Layout of the roadside pond

Once the capacity of the roadside farm pond is clear, the layout of the pond can be prepared. This includes the decision on the shape of the pond, its dimensions (including depth and side slopes), and the additional structures 

Pond shape

Roadside farm ponds may normally be of three shapes: square, rectangular and circular. However, because a curved shape presents difficulties in construction, either square or rectangular ponds are normally adopted. Compared to square and rectangular ponds, structurally circular ponds are said to be more stable because there are no weak joints (edges).

Digging the pond itself or closing the surrounding area with well-compacted levees or a combination of both creates square and rectangular ponds. Ponds of this type are recommended and easily constructed, particularly in areas with flat topography. An excavated pond is often built on level terrain and its depth is achieved solely by excavation. The pond is relatively safe from flood damage, requires low maintenance, and can be built to expose a minimum water surface area in relation to volume. This is beneficial in areas of high evaporation losses and a limited amount of water supply.

Depth and side slope of farm pond

The depth of a pond is generally determined by soil depth, type of material excavated, and type of equipment used. Pond depth is the most important dimension among the three. In semiarid regions, evaporation losses can be reduced by deepening the pond for the same volume of water stored, because the area occupied by the pond is smaller. However, with increased depth, seepage losses also increase. On the other hand, when ponds are constructed using manual labor, any increase in depth beyond 3.5 to 4 m becomes uneconomical. It also becomes uneconomical and difficult for lifting devices operated by people. Therefore, a depth of 2.5 to 3.5 m may be suitable in general for ponds.

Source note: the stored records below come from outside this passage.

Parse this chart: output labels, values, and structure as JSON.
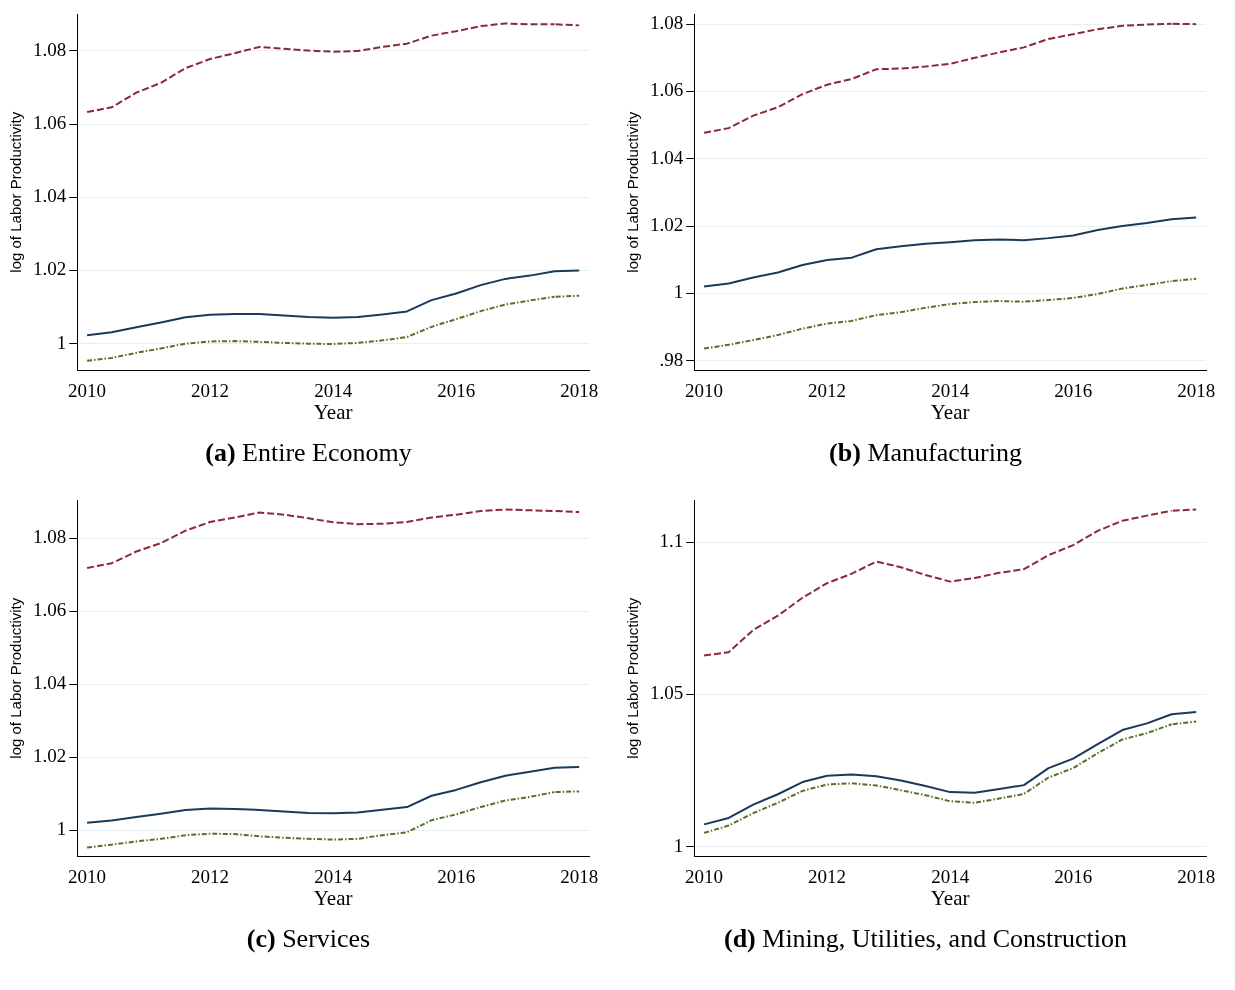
{
  "chart_data": [
    {
      "type": "line",
      "title": "(a) Entire Economy",
      "xlabel": "Year",
      "ylabel": "log of Labor Productivity",
      "x": [
        2010,
        2010.4,
        2010.8,
        2011.2,
        2011.6,
        2012,
        2012.4,
        2012.8,
        2013.2,
        2013.6,
        2014,
        2014.4,
        2014.8,
        2015.2,
        2015.6,
        2016,
        2016.4,
        2016.8,
        2017.2,
        2017.6,
        2018
      ],
      "xlim": [
        2009.84,
        2018.16
      ],
      "xticks": [
        2010,
        2012,
        2014,
        2016,
        2018
      ],
      "ylim": [
        0.9928,
        1.09
      ],
      "yticks": [
        1,
        1.02,
        1.04,
        1.06,
        1.08
      ],
      "grid": "y",
      "legend": false,
      "series": [
        {
          "color": "#8b2a35",
          "line_style": "dashed",
          "values": [
            1.0633,
            1.0646,
            1.0686,
            1.0713,
            1.0753,
            1.0778,
            1.0794,
            1.0811,
            1.0806,
            1.0801,
            1.0798,
            1.08,
            1.0811,
            1.082,
            1.0842,
            1.0854,
            1.0868,
            1.0875,
            1.0873,
            1.0873,
            1.087
          ]
        },
        {
          "color": "#1a3a5c",
          "line_style": "solid",
          "values": [
            1.0023,
            1.0031,
            1.0045,
            1.0058,
            1.0072,
            1.0079,
            1.0081,
            1.0081,
            1.0077,
            1.0073,
            1.0071,
            1.0073,
            1.008,
            1.0088,
            1.0119,
            1.0137,
            1.016,
            1.0177,
            1.0186,
            1.0198,
            1.02
          ]
        },
        {
          "color": "#55702a",
          "line_style": "dotted",
          "values": [
            0.9953,
            0.9961,
            0.9975,
            0.9987,
            1.0,
            1.0006,
            1.0007,
            1.0005,
            1.0002,
            1.0,
            0.9999,
            1.0002,
            1.0009,
            1.0018,
            1.0046,
            1.0067,
            1.0089,
            1.0107,
            1.0118,
            1.0128,
            1.0131
          ]
        }
      ]
    },
    {
      "type": "line",
      "title": "(b) Manufacturing",
      "xlabel": "Year",
      "ylabel": "log of Labor Productivity",
      "x": [
        2010,
        2010.4,
        2010.8,
        2011.2,
        2011.6,
        2012,
        2012.4,
        2012.8,
        2013.2,
        2013.6,
        2014,
        2014.4,
        2014.8,
        2015.2,
        2015.6,
        2016,
        2016.4,
        2016.8,
        2017.2,
        2017.6,
        2018
      ],
      "xlim": [
        2009.84,
        2018.16
      ],
      "xticks": [
        2010,
        2012,
        2014,
        2016,
        2018
      ],
      "ylim": [
        0.9772,
        1.0829
      ],
      "yticks": [
        {
          "value": 0.98,
          "label": ".98"
        },
        1,
        1.02,
        1.04,
        1.06,
        1.08
      ],
      "grid": "y",
      "legend": false,
      "series": [
        {
          "color": "#8b2a35",
          "line_style": "dashed",
          "values": [
            1.0477,
            1.0491,
            1.0528,
            1.0553,
            1.0592,
            1.062,
            1.0637,
            1.0666,
            1.0668,
            1.0674,
            1.0682,
            1.07,
            1.0716,
            1.0731,
            1.0756,
            1.077,
            1.0785,
            1.0795,
            1.0799,
            1.0801,
            1.08
          ]
        },
        {
          "color": "#1a3a5c",
          "line_style": "solid",
          "values": [
            1.002,
            1.0029,
            1.0047,
            1.0062,
            1.0084,
            1.0099,
            1.0106,
            1.0131,
            1.014,
            1.0147,
            1.0152,
            1.0158,
            1.016,
            1.0158,
            1.0164,
            1.0172,
            1.0188,
            1.02,
            1.0209,
            1.022,
            1.0225
          ]
        },
        {
          "color": "#55702a",
          "line_style": "dotted",
          "values": [
            0.9836,
            0.9847,
            0.9861,
            0.9876,
            0.9895,
            0.991,
            0.9918,
            0.9935,
            0.9944,
            0.9957,
            0.9968,
            0.9974,
            0.9977,
            0.9975,
            0.998,
            0.9986,
            0.9998,
            1.0014,
            1.0025,
            1.0036,
            1.0043
          ]
        }
      ]
    },
    {
      "type": "line",
      "title": "(c) Services",
      "xlabel": "Year",
      "ylabel": "log of Labor Productivity",
      "x": [
        2010,
        2010.4,
        2010.8,
        2011.2,
        2011.6,
        2012,
        2012.4,
        2012.8,
        2013.2,
        2013.6,
        2014,
        2014.4,
        2014.8,
        2015.2,
        2015.6,
        2016,
        2016.4,
        2016.8,
        2017.2,
        2017.6,
        2018
      ],
      "xlim": [
        2009.84,
        2018.16
      ],
      "xticks": [
        2010,
        2012,
        2014,
        2016,
        2018
      ],
      "ylim": [
        0.993,
        1.0904
      ],
      "yticks": [
        1,
        1.02,
        1.04,
        1.06,
        1.08
      ],
      "grid": "y",
      "legend": false,
      "series": [
        {
          "color": "#8b2a35",
          "line_style": "dashed",
          "values": [
            1.0719,
            1.0732,
            1.0764,
            1.0787,
            1.0821,
            1.0845,
            1.0857,
            1.0871,
            1.0865,
            1.0855,
            1.0844,
            1.0839,
            1.084,
            1.0845,
            1.0857,
            1.0865,
            1.0875,
            1.0879,
            1.0877,
            1.0875,
            1.0872
          ]
        },
        {
          "color": "#1a3a5c",
          "line_style": "solid",
          "values": [
            1.0021,
            1.0027,
            1.0037,
            1.0046,
            1.0056,
            1.006,
            1.0059,
            1.0056,
            1.0052,
            1.0048,
            1.0047,
            1.0049,
            1.0057,
            1.0064,
            1.0095,
            1.0111,
            1.0132,
            1.015,
            1.0161,
            1.0172,
            1.0174
          ]
        },
        {
          "color": "#55702a",
          "line_style": "dotted",
          "values": [
            0.9953,
            0.9961,
            0.997,
            0.9977,
            0.9987,
            0.9991,
            0.999,
            0.9984,
            0.998,
            0.9977,
            0.9975,
            0.9977,
            0.9987,
            0.9995,
            1.0028,
            1.0044,
            1.0064,
            1.0082,
            1.0092,
            1.0105,
            1.0107
          ]
        }
      ]
    },
    {
      "type": "line",
      "title": "(d) Mining, Utilities, and Construction",
      "xlabel": "Year",
      "ylabel": "log of Labor Productivity",
      "x": [
        2010,
        2010.4,
        2010.8,
        2011.2,
        2011.6,
        2012,
        2012.4,
        2012.8,
        2013.2,
        2013.6,
        2014,
        2014.4,
        2014.8,
        2015.2,
        2015.6,
        2016,
        2016.4,
        2016.8,
        2017.2,
        2017.6,
        2018
      ],
      "xlim": [
        2009.84,
        2018.16
      ],
      "xticks": [
        2010,
        2012,
        2014,
        2016,
        2018
      ],
      "ylim": [
        0.9969,
        1.1138
      ],
      "yticks": [
        1,
        1.05,
        1.1
      ],
      "grid": "y",
      "legend": false,
      "series": [
        {
          "color": "#8b2a35",
          "line_style": "dashed",
          "values": [
            1.0628,
            1.0639,
            1.0712,
            1.0759,
            1.0818,
            1.0866,
            1.0897,
            1.0937,
            1.0918,
            1.0893,
            1.0871,
            1.0883,
            1.09,
            1.0912,
            1.0958,
            1.0991,
            1.1038,
            1.1071,
            1.1088,
            1.1104,
            1.1108
          ]
        },
        {
          "color": "#1a3a5c",
          "line_style": "solid",
          "values": [
            1.0073,
            1.0094,
            1.0138,
            1.0172,
            1.0212,
            1.0233,
            1.0237,
            1.0231,
            1.0217,
            1.0199,
            1.0179,
            1.0177,
            1.0189,
            1.0202,
            1.0258,
            1.0289,
            1.0337,
            1.0383,
            1.0405,
            1.0435,
            1.0442
          ]
        },
        {
          "color": "#55702a",
          "line_style": "dotted",
          "values": [
            1.0045,
            1.0069,
            1.011,
            1.0144,
            1.0183,
            1.0204,
            1.0208,
            1.0201,
            1.0185,
            1.0169,
            1.0149,
            1.0144,
            1.0158,
            1.0173,
            1.0227,
            1.0258,
            1.0307,
            1.0352,
            1.0373,
            1.0402,
            1.0411
          ]
        }
      ]
    }
  ]
}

The pond’s side slope is based on the angle of repose at which the material is excavated. This angle varies with the type of soil. In most cases, side slopes of 1:1 to 1.5:1 are recommended for practical purposes. Based on practical experience, it is recommended that selected side slopes generally be no steeper than the natural angle of repose of the material. Table 10.3 presents the recommended side slopes for different soils.

If livestock will water directly from the pond, a watering ramp of ample width should be provided. The ramp should extend to the anticipated low-water elevation at a slope no steeper than three horizontal to one vertical. If water is collected for irrigation, provisions also need to be made to access the pond, such as a ramp or a platform for a pump.

Table 10.3: Suitable side slopes for different soils

Soil typeSlope (Horizontal:Vertical)
Clay loam1.5:1
Sandy loam2:1

Source: FAO 2011

Additional features

A number of ancillary features are important:

Inlet protection

If surface water enters the pond in a natural or excavated channel, the side slope of the pond must be protected against erosion.


A spillway is an important feature of a pond. It is designed to accommodate the removal of excess runoff in a controlled manner. The spillway must be reinforced with stone pitching, concrete or, at a minimum, grasses. The spillway should be located at some distance from the road embankment so that it does not undermine the road pond embankment.

Silt traps

The runoff from the road embankment will carry significant quantities of sediment. These will fill the pond and end its economic life prematurely unless the sediment is either removed regularly or intercepted before it reaches the pond. The runoff is best routed across a vegetated area to intercept large part of the sediment. A silt trap will further remove sediment. It consist of a small settling basin where the sediment is trapped and then removed.


Roadside ponds may be fenced, preferably by native tree species that do not have root systems that will penetrate the pond. The fencing will help to regulate access to the pond and also provide a shelter against wind and thus reduce evaporation from the pond.

Box 10.3. Controlling sedimentation and contamination

It is important to take measures to improve the quality of the water in the pond, reduce silt loads, and avoid contamination. High, intense rainfall events cause soil erosion and the runoff carries the silt load into the farm pond. Other contaminants attach themselves to the silt.  These problems can be resolved through proper soil and water conservation treatments around the pond. In order to achieve the desired depth and capacity of the proposed pond, the inflow must be reasonably free of silt from an eroding catchment. The best protection is adequate erosion control through on-site soil and moisture conservation or land-management practices in the drainage contributing area. To control sedimentation what is proposed:

  1. Use sediment traps. To reduce the immediate inflow of sediment into the pond the run-off is best routed through an area with vegetation – this can be grasses, wild vegetation or for instance banana trees. Sediment can also be removed from the ponds by hand or by using pits that trap the sediment.
  2. Land under permanent cover of trees or grasses is the most desirable drainage area. If such land is not available, consider treating the watershed with proper soil-conservation practices to control erosion before constructing the pond, or include silt traps as part of the pond design.
  3. Generally, the catchments must be selected in such a way that contaminated drainage from farmsteads, feedlots, sewage lines, dumps, industrial and urban sites, and similar areas does not reach the pond. Similarly, runoff from intensely used road sections—bringing hydrocarbons, rubber and oils—must be prevented from ending up in the ponds.